With its snow-capped houses and twinkling Christmas lights, Canada is the quintessential Christmas destination. It’s a traditional affair too, but those traditions depend on where you are in the country. Bursting to know what Christmas looks like in Canada? Here are seven Christmas traditions in Canada to help you into the festive spirit.
Canadian Christmas Traditions
1. It’s home to one of the world’s largest and oldest Santa Parades
The Toronto Santa Claus Parade, also known as The Original Santa Claus Parade, started in 1913, making it one of the oldest Santa parades in the world. At first, it was just a single Santa being dragged through the streets of the city by a reindeer, with children along the route following and marching alongside him. Today, over a century later it’s grown into a mammoth event with over 25 animated floats and over 2000 participants. In 1976 the route was lengthened to 7.5 miles to allow for the bigger crowds – at that point, more than 30 million people from across North America were tuning in to see the parade.
2. They’re famous for their Christmas trees
The Eastern Canadian province of Nova Scotia is renowned for its fir and pine Christmas trees. Most families in Canada will have a traditional fir or pine Christmas tree in the house, festooned with twinkling fairy lights and decorations. One old tradition sees Canada send its biggest, best Nova Scotia-grown Christmas tree to Boston in the United States. It’s a thank-you for their assistance in the Halifax Explosion, and the tradition has continued for decades.
3. Canadians love a Christmas turkey
Christmas lunch or dinner on December 25th will usually always feature a roast turkey.

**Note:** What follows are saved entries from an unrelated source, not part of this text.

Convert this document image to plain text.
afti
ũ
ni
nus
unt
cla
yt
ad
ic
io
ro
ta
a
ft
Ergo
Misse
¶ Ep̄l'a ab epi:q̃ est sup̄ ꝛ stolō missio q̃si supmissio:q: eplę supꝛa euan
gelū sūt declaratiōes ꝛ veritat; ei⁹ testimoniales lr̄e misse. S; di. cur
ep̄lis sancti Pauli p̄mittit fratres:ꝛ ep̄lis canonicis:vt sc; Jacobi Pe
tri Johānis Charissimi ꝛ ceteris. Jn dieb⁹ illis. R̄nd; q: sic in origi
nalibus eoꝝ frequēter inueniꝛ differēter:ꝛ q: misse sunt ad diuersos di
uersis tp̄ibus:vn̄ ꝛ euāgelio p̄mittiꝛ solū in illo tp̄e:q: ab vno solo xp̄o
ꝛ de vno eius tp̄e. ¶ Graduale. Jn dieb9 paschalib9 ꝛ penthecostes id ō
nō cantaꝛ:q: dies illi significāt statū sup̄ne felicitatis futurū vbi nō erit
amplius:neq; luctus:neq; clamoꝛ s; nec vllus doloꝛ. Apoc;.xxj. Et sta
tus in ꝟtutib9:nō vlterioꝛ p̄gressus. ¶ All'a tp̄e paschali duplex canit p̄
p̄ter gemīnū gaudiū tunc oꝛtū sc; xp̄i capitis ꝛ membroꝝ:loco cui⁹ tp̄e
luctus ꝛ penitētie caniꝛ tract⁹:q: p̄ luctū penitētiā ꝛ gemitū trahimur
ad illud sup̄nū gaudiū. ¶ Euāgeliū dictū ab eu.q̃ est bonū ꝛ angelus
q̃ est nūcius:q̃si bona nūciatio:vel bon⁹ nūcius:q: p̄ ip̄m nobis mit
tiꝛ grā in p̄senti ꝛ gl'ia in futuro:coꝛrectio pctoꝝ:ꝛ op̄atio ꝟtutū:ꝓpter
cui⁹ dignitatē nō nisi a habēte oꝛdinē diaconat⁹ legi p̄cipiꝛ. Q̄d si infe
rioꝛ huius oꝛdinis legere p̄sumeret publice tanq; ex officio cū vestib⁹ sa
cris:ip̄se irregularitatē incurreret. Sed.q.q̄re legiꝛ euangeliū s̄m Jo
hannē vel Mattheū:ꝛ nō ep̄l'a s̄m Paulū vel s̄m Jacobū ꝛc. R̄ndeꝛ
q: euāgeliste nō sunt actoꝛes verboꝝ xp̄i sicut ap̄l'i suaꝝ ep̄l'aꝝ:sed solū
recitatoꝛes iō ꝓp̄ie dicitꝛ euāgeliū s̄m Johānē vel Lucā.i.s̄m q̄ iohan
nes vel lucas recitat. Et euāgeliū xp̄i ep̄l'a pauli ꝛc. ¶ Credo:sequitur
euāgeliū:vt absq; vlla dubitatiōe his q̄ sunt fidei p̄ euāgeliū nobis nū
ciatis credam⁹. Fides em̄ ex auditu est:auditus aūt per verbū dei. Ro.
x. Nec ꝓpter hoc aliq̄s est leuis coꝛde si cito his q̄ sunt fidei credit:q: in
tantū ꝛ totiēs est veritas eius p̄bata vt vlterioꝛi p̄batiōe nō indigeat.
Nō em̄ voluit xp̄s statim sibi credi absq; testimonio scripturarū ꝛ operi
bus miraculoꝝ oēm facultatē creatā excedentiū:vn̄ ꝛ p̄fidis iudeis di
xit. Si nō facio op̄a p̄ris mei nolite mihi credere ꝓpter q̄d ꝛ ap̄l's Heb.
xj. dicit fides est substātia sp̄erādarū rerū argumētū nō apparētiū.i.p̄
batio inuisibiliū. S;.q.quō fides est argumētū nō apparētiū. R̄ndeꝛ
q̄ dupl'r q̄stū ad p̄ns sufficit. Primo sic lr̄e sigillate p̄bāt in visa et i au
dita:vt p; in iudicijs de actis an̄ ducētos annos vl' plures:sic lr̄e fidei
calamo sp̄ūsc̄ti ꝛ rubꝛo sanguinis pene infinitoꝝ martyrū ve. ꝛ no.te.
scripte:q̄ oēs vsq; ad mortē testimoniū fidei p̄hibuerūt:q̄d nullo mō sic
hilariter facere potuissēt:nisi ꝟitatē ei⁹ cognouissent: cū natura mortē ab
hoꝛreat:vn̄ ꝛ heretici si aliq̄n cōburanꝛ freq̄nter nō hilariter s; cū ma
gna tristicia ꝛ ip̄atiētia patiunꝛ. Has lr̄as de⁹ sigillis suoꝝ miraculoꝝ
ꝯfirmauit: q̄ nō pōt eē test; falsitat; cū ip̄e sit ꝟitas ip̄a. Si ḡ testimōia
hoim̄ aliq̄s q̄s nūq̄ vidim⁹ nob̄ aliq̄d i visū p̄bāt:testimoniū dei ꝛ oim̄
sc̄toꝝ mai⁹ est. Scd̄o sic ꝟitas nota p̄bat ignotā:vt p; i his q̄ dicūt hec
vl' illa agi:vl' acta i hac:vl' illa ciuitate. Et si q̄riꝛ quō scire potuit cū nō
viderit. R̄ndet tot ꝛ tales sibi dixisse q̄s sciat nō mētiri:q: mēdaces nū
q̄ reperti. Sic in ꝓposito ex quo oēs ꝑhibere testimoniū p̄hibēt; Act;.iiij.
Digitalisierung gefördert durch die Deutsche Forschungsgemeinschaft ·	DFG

According to the Turkey Farmers of Canada, Canadians consumed 144.3-million kg of turkey in 2019. During Christmas that year, they purchase 2.7-million whole turkeys. This delicious bird comes dished up with trimmings like mashed potatoes, roasted parsnips and vegetables.
There will usually be a Christmas or plum pudding and mone pies for pudding, as well as a rich Christmas Christmas cake.

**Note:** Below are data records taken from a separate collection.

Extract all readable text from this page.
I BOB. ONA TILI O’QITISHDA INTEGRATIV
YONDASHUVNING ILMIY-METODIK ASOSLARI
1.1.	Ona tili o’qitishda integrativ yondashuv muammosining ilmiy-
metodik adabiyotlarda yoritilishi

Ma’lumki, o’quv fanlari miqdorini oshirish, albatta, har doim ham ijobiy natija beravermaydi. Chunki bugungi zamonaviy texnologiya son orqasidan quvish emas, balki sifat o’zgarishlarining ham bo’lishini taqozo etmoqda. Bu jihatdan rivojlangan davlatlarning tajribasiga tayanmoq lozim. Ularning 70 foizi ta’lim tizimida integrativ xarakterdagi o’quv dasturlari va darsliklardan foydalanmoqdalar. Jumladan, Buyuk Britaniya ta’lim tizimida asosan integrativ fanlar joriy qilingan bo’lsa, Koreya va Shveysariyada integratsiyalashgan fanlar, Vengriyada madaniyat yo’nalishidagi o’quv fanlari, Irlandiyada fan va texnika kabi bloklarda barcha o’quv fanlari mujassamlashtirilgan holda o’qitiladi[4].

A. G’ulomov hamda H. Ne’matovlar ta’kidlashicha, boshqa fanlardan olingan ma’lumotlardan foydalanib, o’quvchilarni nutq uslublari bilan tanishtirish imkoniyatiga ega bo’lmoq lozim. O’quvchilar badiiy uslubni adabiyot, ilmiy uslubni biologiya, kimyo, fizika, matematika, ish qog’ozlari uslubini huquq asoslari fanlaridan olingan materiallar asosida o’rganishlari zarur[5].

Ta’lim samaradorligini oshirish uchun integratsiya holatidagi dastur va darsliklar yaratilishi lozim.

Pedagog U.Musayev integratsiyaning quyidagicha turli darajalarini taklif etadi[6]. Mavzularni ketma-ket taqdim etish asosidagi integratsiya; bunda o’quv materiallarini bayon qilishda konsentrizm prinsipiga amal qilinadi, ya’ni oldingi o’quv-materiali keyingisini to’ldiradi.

4. There’s always time to dress up too
On the south shore of Nova Scotia, there’s a tradition known as Belsnickeling. This involves putting on a funny Santa costume and knocking on doors in the area, until the homeowner guesses who you are. In Newfoundland, Mummering is a big tradition in smaller towns and villages. Also known as Jannying, it involves putting on a costuming, rapping at someone’s door and saying – in a disguised tone – “Are there any Mummers in tonight?”. Then they’ll have a sing and dance, possibly a slice of Christmas cake, before moving onto the next house. In some villages, if you can’t guess who the summer is, you’ll need to join the mummers in their merry ways.

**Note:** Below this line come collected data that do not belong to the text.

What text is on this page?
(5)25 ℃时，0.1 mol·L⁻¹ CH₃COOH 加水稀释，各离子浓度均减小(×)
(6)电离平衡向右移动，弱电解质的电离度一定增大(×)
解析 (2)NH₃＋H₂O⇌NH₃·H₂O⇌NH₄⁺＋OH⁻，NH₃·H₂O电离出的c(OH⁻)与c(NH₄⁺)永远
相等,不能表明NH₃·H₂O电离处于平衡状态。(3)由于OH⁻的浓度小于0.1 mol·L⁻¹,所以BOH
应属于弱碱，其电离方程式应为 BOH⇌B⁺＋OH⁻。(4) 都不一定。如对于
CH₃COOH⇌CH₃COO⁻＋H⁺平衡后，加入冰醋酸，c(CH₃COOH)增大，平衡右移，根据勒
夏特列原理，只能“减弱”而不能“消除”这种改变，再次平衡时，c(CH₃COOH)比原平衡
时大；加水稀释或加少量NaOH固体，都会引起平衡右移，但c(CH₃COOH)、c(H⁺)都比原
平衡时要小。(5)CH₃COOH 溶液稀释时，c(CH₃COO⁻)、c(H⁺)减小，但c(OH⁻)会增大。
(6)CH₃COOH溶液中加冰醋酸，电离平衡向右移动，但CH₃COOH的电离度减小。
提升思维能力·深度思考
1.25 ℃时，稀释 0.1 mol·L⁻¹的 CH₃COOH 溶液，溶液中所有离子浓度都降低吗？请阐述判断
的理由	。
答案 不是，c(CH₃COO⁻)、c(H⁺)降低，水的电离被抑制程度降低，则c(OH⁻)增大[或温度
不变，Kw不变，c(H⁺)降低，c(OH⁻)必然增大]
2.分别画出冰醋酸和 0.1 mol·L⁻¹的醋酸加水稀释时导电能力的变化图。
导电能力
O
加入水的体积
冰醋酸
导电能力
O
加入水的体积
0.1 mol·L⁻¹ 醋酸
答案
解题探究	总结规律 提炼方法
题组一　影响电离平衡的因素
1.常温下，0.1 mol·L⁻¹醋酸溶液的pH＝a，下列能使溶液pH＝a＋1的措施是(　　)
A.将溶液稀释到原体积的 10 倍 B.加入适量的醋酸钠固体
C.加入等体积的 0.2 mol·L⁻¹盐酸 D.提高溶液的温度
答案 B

5. Single and ready to mingle? It’s your moment
In Northern Canada, the Taffy Pull celebrates the life of the Catholic Saint Catherine, the patron saint of students and unmarried women. Saint Catherine was martyred in the early 4th century. In 1658, Marguerite Bourgeoys founded a religious community for women. She started off the tradition of making taffy to keep the attention of her young female students. Today, people still make taffy but it’s also a great opportunity for single women to meet single men, sort of like a festive version of speed dating.
6. They go big on the Christmas decorations
People deck out their houses with Christmas decorations all over Canada. In Quebec, people will display elaborate nativity scenes, while in Vancouver they host the annual Festival of Lights.
In Labrador City in Newfoundland, they take the Christmas lights very seriously, with an annual Light-Up Contest. They’ll also make huge ice sculptures in the front garden.
7. Who got the bean?
To mark the end of the Christmas holidays on January 6th, people in Quebec will host a big celebration called La Fete du Roi. As part of the festive fun, they’ll bake a cake and place a bean in the middle. Whoever gets the bean gets to become king or queen for the day, according to the tradition. The old custom started in France and continues in many French-speaking parts of the world, including Quebec, Acadian New Brunswick, Switzerland, Belgium and Lebanon. Tens of thousands of king’s cakes are sold every year.